Dans un article paru le 4 avril 2012 dans The Age, quotidien australien édité à Melbourne, Miki Perkins présente le projet qui, en 2015, remplacera à la Biennale de Venise l’actuel pavillon australien. Au lieu de la bicoque blanche et provisoire construite en... 1988, une boîte noire conçue par l’agence australienne Denton Corker Marshall. Destinée à durer ?
Contexte
Début avril 2012, l’agence Denton Corker Marshall remportait le concours d’architecture pour la réalisation du nouveau pavillon représentant l’Australie à la Biennale d’art de Venise. Selon The Age, daté du 4 avril 2012, «l’Australie se débarrasse ainsi de la bicoque d’arrière-cour qui servait de vitrine à l’art contemporain australien depuis un quart de siècle, la remplaçant avec un élégant bâtiment en granit qui sera prêt en 2015».
Réalisé par l’architecte Philip Cox en 1988, le pavillon actuel, à l’origine prévu comme une structure temporaire, faisait l’objet de critiques de plus en plus nombreuses et virulentes.

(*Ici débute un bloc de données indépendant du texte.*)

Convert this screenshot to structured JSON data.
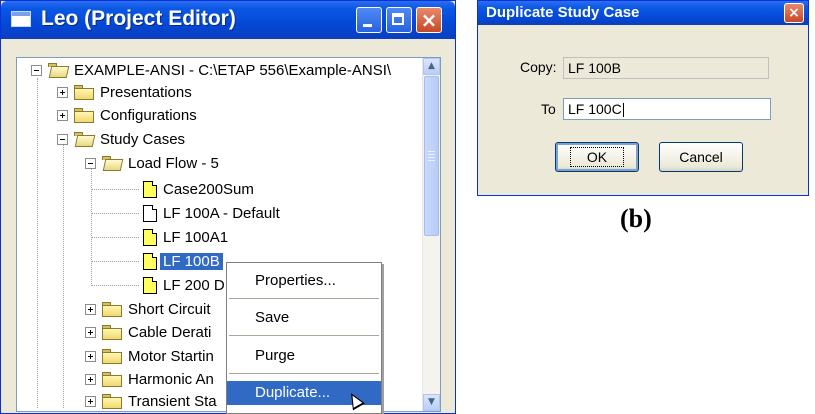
{
  "project_window": {
    "title": "Leo (Project Editor)",
    "controls": {
      "minimize": "minimize-icon",
      "maximize": "maximize-icon",
      "close": "×"
    },
    "tree": {
      "root": "EXAMPLE-ANSI - C:\\ETAP 556\\Example-ANSI\\",
      "presentations": "Presentations",
      "configurations": "Configurations",
      "study_cases": "Study Cases",
      "load_flow": "Load Flow - 5",
      "lf_items": [
        "Case200Sum",
        "LF 100A - Default",
        "LF 100A1",
        "LF 100B",
        "LF 200 D"
      ],
      "selected": "LF 100B",
      "other_folders": [
        "Short Circuit",
        "Cable Derati",
        "Motor Startin",
        "Harmonic An",
        "Transient Sta"
      ]
    }
  },
  "context_menu": {
    "items": [
      "Properties...",
      "Save",
      "Purge",
      "Duplicate..."
    ],
    "highlighted": "Duplicate..."
  },
  "dialog": {
    "title": "Duplicate Study Case",
    "copy_label": "Copy:",
    "copy_value": "LF 100B",
    "to_label": "To",
    "to_value": "LF 100C",
    "ok_label": "OK",
    "cancel_label": "Cancel",
    "close": "×"
  },
  "caption": "(b)"
}
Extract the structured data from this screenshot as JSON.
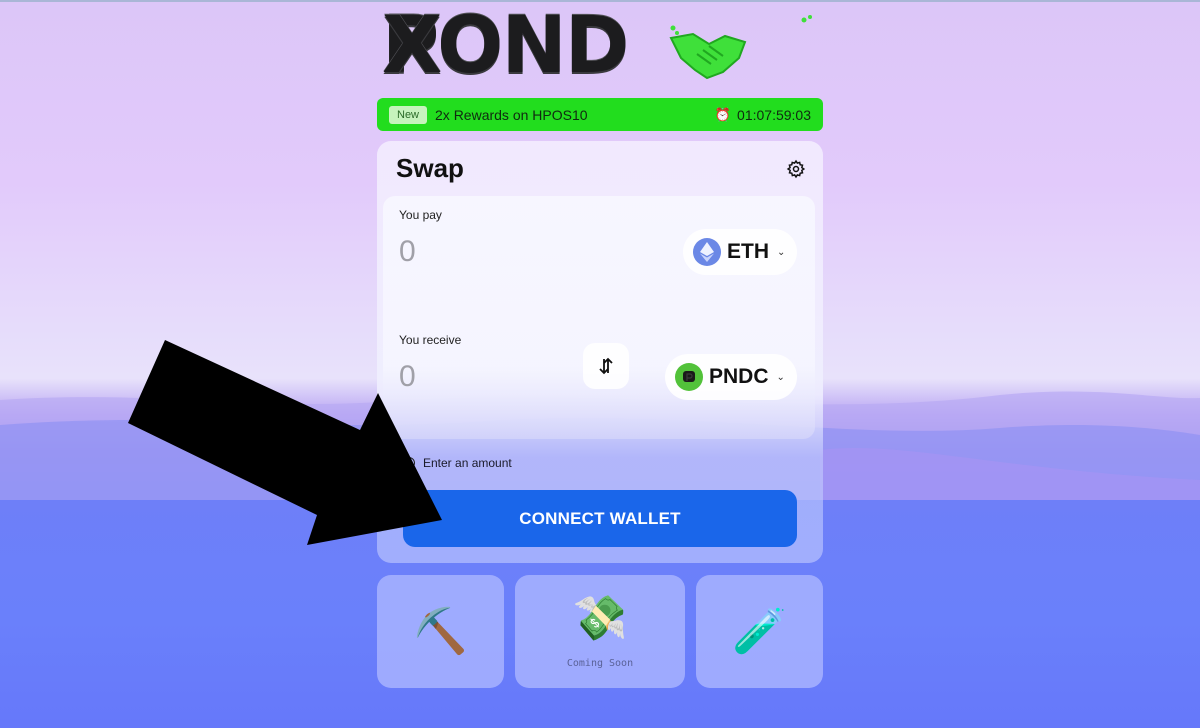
{
  "brand": {
    "logo_text_left": "POND",
    "logo_text_right": "X",
    "logo_icon": "handshake-icon"
  },
  "promo": {
    "badge": "New",
    "text": "2x Rewards on HPOS10",
    "clock_icon": "⏰",
    "timer": "01:07:59:03",
    "color": "#22dd1e"
  },
  "swap": {
    "title": "Swap",
    "settings_icon": "gear-icon",
    "pay": {
      "label": "You pay",
      "amount_placeholder": "0",
      "token": "ETH",
      "token_icon": "ethereum-icon"
    },
    "receive": {
      "label": "You receive",
      "amount_placeholder": "0",
      "token": "PNDC",
      "token_icon": "pndc-icon"
    },
    "flip_icon": "swap-vertical-icon",
    "hint": "Enter an amount",
    "connect_label": "CONNECT WALLET",
    "accent": "#1a66ea"
  },
  "tiles": [
    {
      "icon": "⛏️",
      "icon_name": "pickaxe-icon",
      "caption": ""
    },
    {
      "icon": "💸",
      "icon_name": "money-wings-icon",
      "caption": "Coming Soon"
    },
    {
      "icon": "🧪",
      "icon_name": "test-tube-icon",
      "caption": ""
    }
  ],
  "annotation": {
    "arrow": "pointer-arrow pointing to connect wallet button"
  }
}
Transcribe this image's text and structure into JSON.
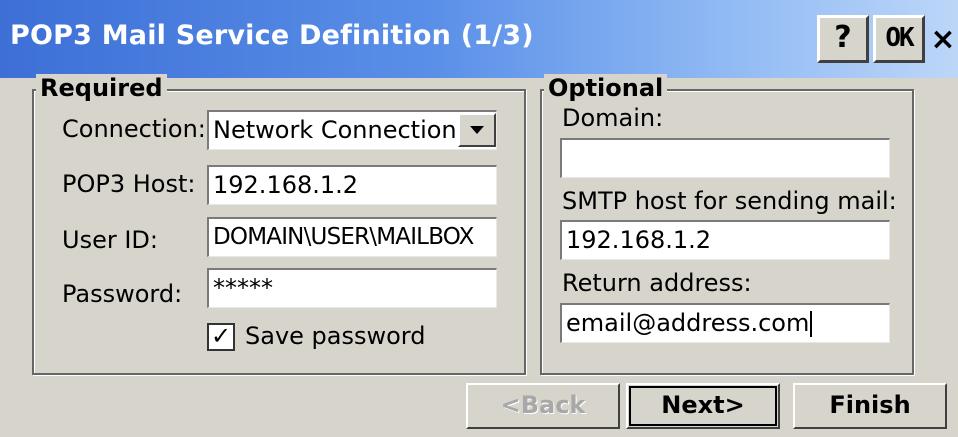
{
  "window": {
    "title": "POP3 Mail Service Definition (1/3)",
    "help_label": "?",
    "ok_label": "OK",
    "close_label": "×"
  },
  "required": {
    "legend": "Required",
    "connection": {
      "label": "Connection:",
      "value": "Network Connection"
    },
    "pop3_host": {
      "label": "POP3 Host:",
      "value": "192.168.1.2"
    },
    "user_id": {
      "label": "User ID:",
      "value": "DOMAIN\\USER\\MAILBOX"
    },
    "password": {
      "label": "Password:",
      "value": "*****"
    },
    "save_password": {
      "label": "Save password",
      "checked": true,
      "check_glyph": "✓"
    }
  },
  "optional": {
    "legend": "Optional",
    "domain": {
      "label": "Domain:",
      "value": ""
    },
    "smtp_host": {
      "label": "SMTP host for sending mail:",
      "value": "192.168.1.2"
    },
    "return_address": {
      "label": "Return address:",
      "value": "email@address.com"
    }
  },
  "buttons": {
    "back": "<Back",
    "next": "Next>",
    "finish": "Finish"
  },
  "colors": {
    "title_gradient_start": "#3d6fd6",
    "title_gradient_end": "#bcd6f8",
    "face": "#d7d4cc"
  }
}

Lauréate du concours, l’agence Denton Corker Marshall n’est pas en reste en matière d’équipements culturels avec, parmi ses références, le musée de Sydney et le musée de Melbourne. Pour Venise, «nous ne voulions pas d’un projet maniéré affectant l’efficacité des espaces réservés aux artistes», a souligné John Denton, cofondateur de l’agence, lors des résultats du concours.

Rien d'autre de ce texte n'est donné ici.